だって、仕事の仲間とかが藍色の家に来るならそう文面にかいてくるだろうし。なかったから、何が起きたのか気になったんだよ。
「……悪かった」
「は? いや急にどうし……いや、うん。いいよ、別に。うん」
「そうか」
「ねえ。藍色は仕事から足を洗ったりしないの? どうせ、今はそんなに仕事をしていないわけだし。居酒屋の店員とかどう?」
「何故、居酒屋なんだ……」
「その見た目でも問題なさそうだし、酔っ払いに強そうじゃん」
「酔っ払いを殴ったら流石に問題にされると思うぞ」
「それもそうか」
でも、バンダナを撒いてエプロン姿で、お盆を両手に料理を運ぶ姿とか案外似合う。スーツ以外で想像が割かししやすい。料理は出来ないけど厨房に入らなければ問題がない。
「あとは……ああ、あれ。キャバクラとかの黒服の男みたいなやつ」
「あまりにも偏見に寄っている……。今の仕事はやめないよ。別に嫌いではないしな」
「嫌いじゃなくても殆どしていないじゃん」
大学一年の時に初めて出会った時よりも少なくて、日に日に藍色は仕事を断っている。
みずと暮らして、どんどん丸くなっている。
そこまでするのならば、いっそ辞めてしまえばいいのにと思う。
どうせ、藍色はやめたところで二人の生活に困らない程に、預金があるのだから。
「……無理だ」
藍色は、逡巡した後、口を開いた。
「無理って」
「流石に、全部断ることはできないよ。ある程度は裁量で好き勝手出来るけれどな。私には私の繋がりが、あるんだ。私に仕事を依頼する鳶もそうだな。全部をなくすことはできない」
藍色の素直な言葉に、俺は言わなきゃよかったと後悔した。
人殺しの殺人鬼に、今更なことを言うべきではない。この怪我だって、藍色の自業自得なのだ。
「それに、私は元々仕事を趣味にした人間だ。例え、今仕事を減らしていたとしても、嫌いになったわけではないからな」
追及はやめた。深追いしたところで、意味はない。大体、俺は藍色がみずを養ってくれていればいいのだ。
「わかった。じゃあとりあえず早く服きて。みずと綾瀬さんが帰ってきたら困る」
「なら時間稼ぎに、間に合ったら炭酸でも買ってきてくれ。禁酒中だからって送っておいてくれ。買い物が終わってたらいらないが」
「了解」
買い物が終わっているなら急げばいいだけだからな。ってか藍色も禁酒守っているのか。健康診断を受けるなら今がいいな。肝臓の調子絶対いいよ。
みずから返事がきた。まだ買い出しの途中だったようだ。快く炭酸を買ってきてくれるようだ。味を聞かれたのでグレープフルーツにした。炭酸より酒が本当は飲みたかったが仕方ない。

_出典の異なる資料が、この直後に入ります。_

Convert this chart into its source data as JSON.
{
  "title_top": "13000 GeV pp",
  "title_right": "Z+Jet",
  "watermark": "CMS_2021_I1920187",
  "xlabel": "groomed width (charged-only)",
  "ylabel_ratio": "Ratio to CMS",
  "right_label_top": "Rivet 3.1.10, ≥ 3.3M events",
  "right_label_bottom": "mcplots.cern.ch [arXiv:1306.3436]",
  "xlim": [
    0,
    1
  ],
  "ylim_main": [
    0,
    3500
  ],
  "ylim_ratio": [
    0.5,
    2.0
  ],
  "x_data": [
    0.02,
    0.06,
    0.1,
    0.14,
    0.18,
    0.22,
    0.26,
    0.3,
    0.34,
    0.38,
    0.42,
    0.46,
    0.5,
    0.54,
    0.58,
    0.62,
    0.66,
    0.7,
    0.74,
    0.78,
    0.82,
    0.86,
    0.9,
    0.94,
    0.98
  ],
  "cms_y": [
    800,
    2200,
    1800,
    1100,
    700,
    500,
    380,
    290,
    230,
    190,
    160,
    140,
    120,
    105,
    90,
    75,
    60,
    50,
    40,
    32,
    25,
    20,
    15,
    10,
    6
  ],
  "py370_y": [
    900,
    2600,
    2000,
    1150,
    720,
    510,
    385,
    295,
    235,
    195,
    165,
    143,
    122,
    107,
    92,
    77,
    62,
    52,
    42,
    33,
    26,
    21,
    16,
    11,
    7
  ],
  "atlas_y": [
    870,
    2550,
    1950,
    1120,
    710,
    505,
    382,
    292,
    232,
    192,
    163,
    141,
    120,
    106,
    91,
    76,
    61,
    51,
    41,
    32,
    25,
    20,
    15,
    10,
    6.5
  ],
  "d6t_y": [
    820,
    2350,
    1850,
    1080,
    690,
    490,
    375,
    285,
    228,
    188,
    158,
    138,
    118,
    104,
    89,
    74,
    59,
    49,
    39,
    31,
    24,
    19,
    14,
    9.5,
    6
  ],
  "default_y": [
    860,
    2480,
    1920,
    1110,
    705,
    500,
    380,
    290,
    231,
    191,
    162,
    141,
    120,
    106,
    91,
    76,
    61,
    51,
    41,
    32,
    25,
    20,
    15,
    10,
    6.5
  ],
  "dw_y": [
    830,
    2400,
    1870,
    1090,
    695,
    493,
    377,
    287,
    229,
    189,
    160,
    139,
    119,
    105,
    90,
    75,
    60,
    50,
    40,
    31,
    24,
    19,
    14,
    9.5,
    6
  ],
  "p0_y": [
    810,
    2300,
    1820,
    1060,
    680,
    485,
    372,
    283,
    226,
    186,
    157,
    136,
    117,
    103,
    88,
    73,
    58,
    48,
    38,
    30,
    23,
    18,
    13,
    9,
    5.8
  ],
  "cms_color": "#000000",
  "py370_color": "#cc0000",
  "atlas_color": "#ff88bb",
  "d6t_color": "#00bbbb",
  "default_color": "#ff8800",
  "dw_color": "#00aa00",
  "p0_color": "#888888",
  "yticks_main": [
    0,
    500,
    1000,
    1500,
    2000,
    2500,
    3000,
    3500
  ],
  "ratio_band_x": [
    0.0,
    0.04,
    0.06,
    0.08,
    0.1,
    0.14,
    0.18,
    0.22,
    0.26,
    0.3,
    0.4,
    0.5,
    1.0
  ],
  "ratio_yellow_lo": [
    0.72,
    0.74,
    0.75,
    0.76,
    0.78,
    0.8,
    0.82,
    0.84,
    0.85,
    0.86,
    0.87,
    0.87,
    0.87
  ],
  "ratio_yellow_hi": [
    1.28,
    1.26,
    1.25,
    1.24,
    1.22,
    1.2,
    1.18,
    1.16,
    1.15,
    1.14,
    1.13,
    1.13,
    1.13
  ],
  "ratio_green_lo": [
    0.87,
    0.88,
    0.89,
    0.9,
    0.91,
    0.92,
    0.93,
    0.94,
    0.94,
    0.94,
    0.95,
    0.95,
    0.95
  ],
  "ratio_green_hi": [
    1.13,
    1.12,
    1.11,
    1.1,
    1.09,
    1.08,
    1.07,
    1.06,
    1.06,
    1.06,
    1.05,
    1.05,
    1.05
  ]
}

藍色はクローゼットの中から、薄手の黒い長そでの肌着と、黒のワイシャツを取り出した。
「夏じゃなくて良かったな」
「そうだな。しかし夏じゃないとはいえ、六月に長袖二枚ってしんどいな……。だが、白だと透けたら困る……包帯が見えても駄目だしな」
エアコンで涼しくしたら不自然だしな。
「スーツも着たらどうだ?」
「室内でそんなに着込んでいたらおかしいだろ」
「それもそうだ」
長袖二枚はまあ片方肌着だし両方黒なので、透けることはない。服の下が変に包帯で膨らんでいるあともない。
不自然な動作さえしなければ大丈夫だろう。俺なら痛くて無理だけど。
「色葉、わかっていると思うが」
「大丈夫。みずや綾瀬さんに気づかれないように協力はするよ」
ここまできたら、同じ穴の貉だ。最後まで一緒に付き合うしかない。俺に痛みはないし。
「利き手じゃなくて良かったよ」
藍色はそういって安堵した、柔らかな表情を見た。